The following are some facts about your chinchilla that you will want to cross-reference to ensure that all is right with your cuddly little pet:
Chinchillas are Naturally Active
Chinchillas are active creatures that need space to climb, scurry, and play, so you should plan your cage accordingly. They are crepuscular, meaning that they are most active at dawn and dusk. Keeping a chinchilla too confined may keep it from being healthy, while a chinchilla that is unusually lazy may be the indication of an underlying health issue.
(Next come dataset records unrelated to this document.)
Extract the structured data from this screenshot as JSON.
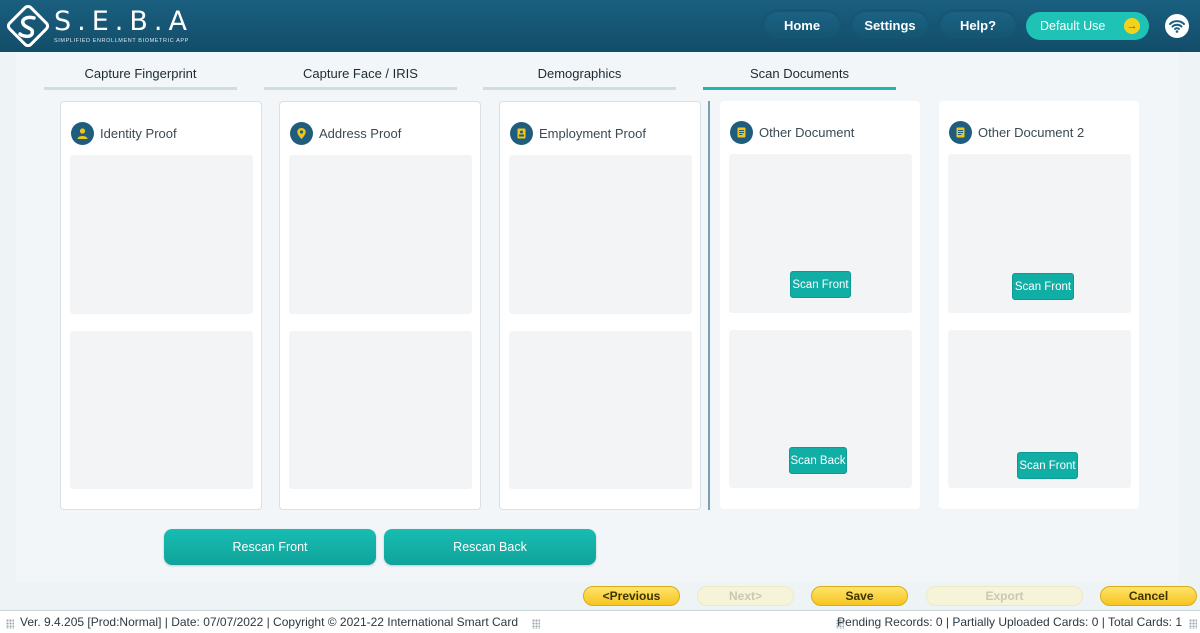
{
  "app": {
    "logo_text": "S.E.B.A",
    "logo_subtitle": "SIMPLIFIED ENROLLMENT BIOMETRIC APP"
  },
  "header": {
    "nav": {
      "home": "Home",
      "settings": "Settings",
      "help": "Help?"
    },
    "user_label": "Default Use",
    "user_dot": "→",
    "accent": "#1fc3b6"
  },
  "tabs": [
    {
      "label": "Capture Fingerprint",
      "active": false
    },
    {
      "label": "Capture Face / IRIS",
      "active": false
    },
    {
      "label": "Demographics",
      "active": false
    },
    {
      "label": "Scan Documents",
      "active": true
    }
  ],
  "cards": [
    {
      "title": "Identity Proof",
      "icon": "person-icon"
    },
    {
      "title": "Address Proof",
      "icon": "location-pin-icon"
    },
    {
      "title": "Employment Proof",
      "icon": "id-badge-icon"
    },
    {
      "title": "Other Document",
      "icon": "document-icon",
      "front_button": "Scan Front",
      "back_button": "Scan Back"
    },
    {
      "title": "Other Document 2",
      "icon": "document-icon",
      "front_button": "Scan Front",
      "back_button": "Scan Front"
    }
  ],
  "actions": {
    "rescan_front": "Rescan Front",
    "rescan_back": "Rescan Back"
  },
  "footer_buttons": {
    "previous": "<Previous",
    "next": "Next>",
    "save": "Save",
    "export": "Export",
    "cancel": "Cancel"
  },
  "status_bar": {
    "left": "Ver. 9.4.205 [Prod:Normal] | Date: 07/07/2022 | Copyright © 2021-22 International Smart Card",
    "right": "Pending Records: 0 | Partially Uploaded Cards: 0 | Total Cards: 1"
  }
}
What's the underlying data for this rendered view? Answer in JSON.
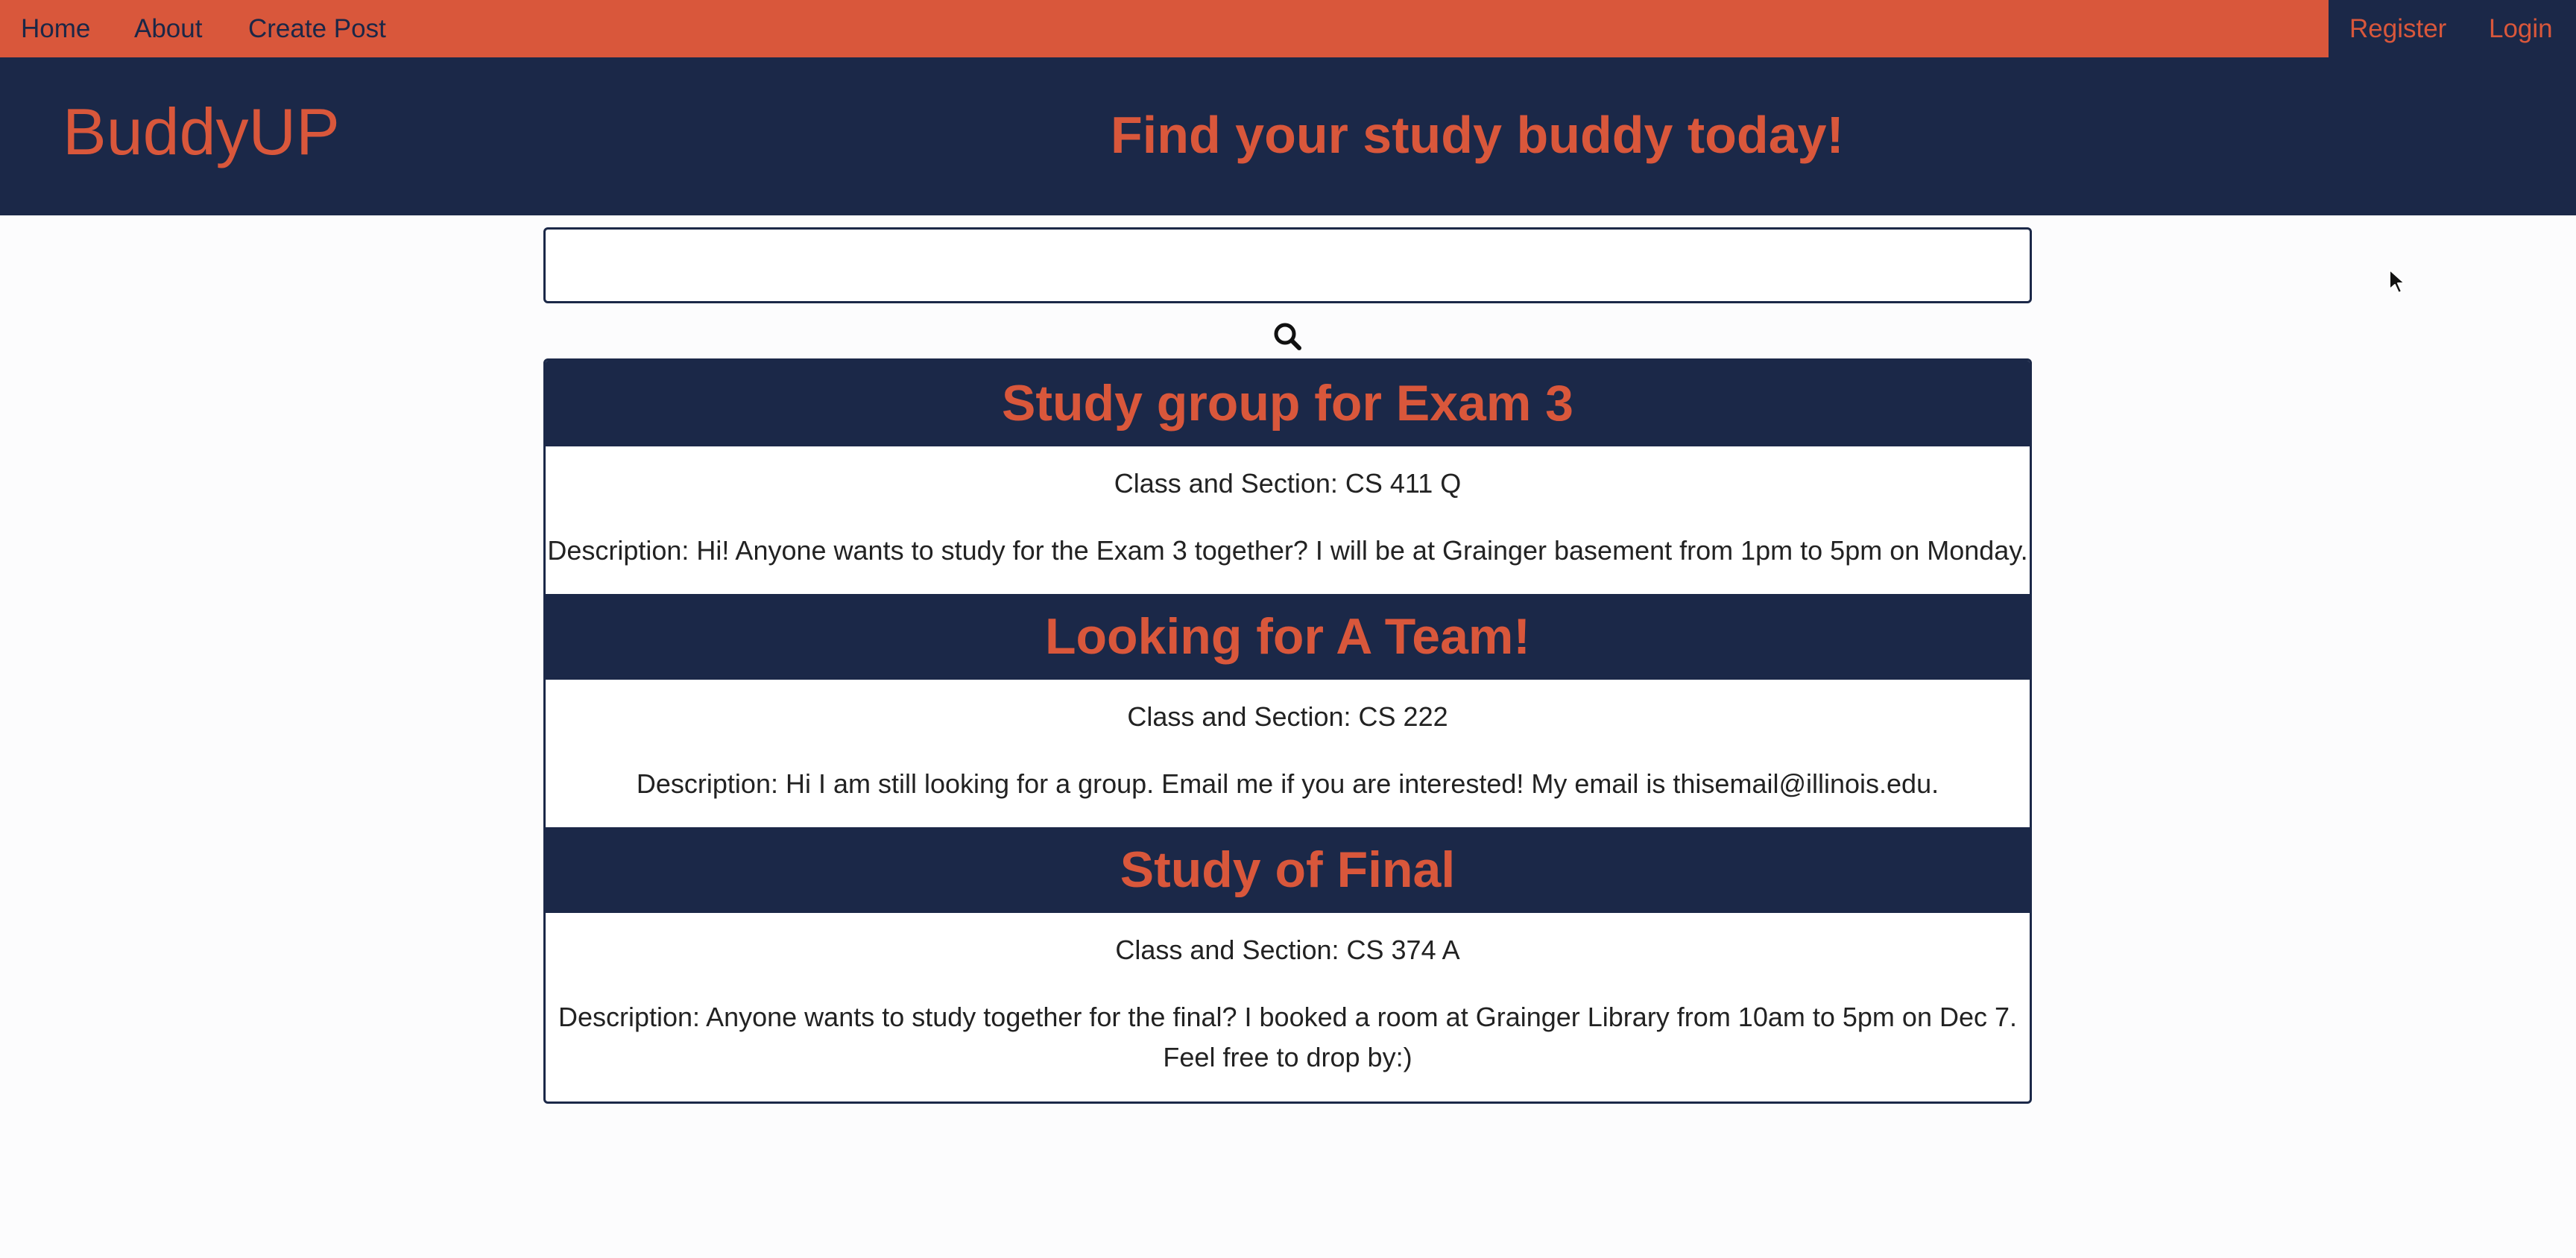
{
  "nav": {
    "home": "Home",
    "about": "About",
    "create_post": "Create Post",
    "register": "Register",
    "login": "Login"
  },
  "banner": {
    "brand": "BuddyUP",
    "tagline": "Find your study buddy today!"
  },
  "search": {
    "value": "",
    "placeholder": "",
    "icon": "search-icon"
  },
  "posts": [
    {
      "title": "Study group for Exam 3",
      "class_section": "Class and Section: CS 411 Q",
      "description": "Description: Hi! Anyone wants to study for the Exam 3 together? I will be at Grainger basement from 1pm to 5pm on Monday."
    },
    {
      "title": "Looking for A Team!",
      "class_section": "Class and Section: CS 222",
      "description": "Description: Hi I am still looking for a group. Email me if you are interested! My email is thisemail@illinois.edu."
    },
    {
      "title": "Study of Final",
      "class_section": "Class and Section: CS 374 A",
      "description": "Description: Anyone wants to study together for the final? I booked a room at Grainger Library from 10am to 5pm on Dec 7. Feel free to drop by:)"
    }
  ],
  "colors": {
    "accent": "#d9573b",
    "navy": "#1b2848",
    "background": "#fcfcfd"
  }
}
Chinchilla Poop is Hard and Odorless
Chinchilla poop should be in the form of hard, odorless pellets, similar to that of a rat or mouse. If your chinchilla is making poop that is overly runny, in a shape other than a pellet, or has an unpleasant stench, you will want to take him or her to the veterinarian to check for some gastrointestinal issues.
Chinchillas Will Shed
As chinchillas have such thick, dense coats, it is only natural that they will shed. However, intense periods of shedding only occur every 90 days or when the temperature becomes hotter than usual.
If you detect that your chinchilla is shedding more than usual, it is likely that he or she is not taking enough dust baths. Dust baths are essential to a chinchilla’s overall hygiene, and this includes keeping the chinchilla’s hair lush and following its normal shedding cycle.
Remember, an unhealthy chinchilla is one of the only factors that can make your chinchilla have an unpleasant stench, so be sure to monitor its shedding patterns closely.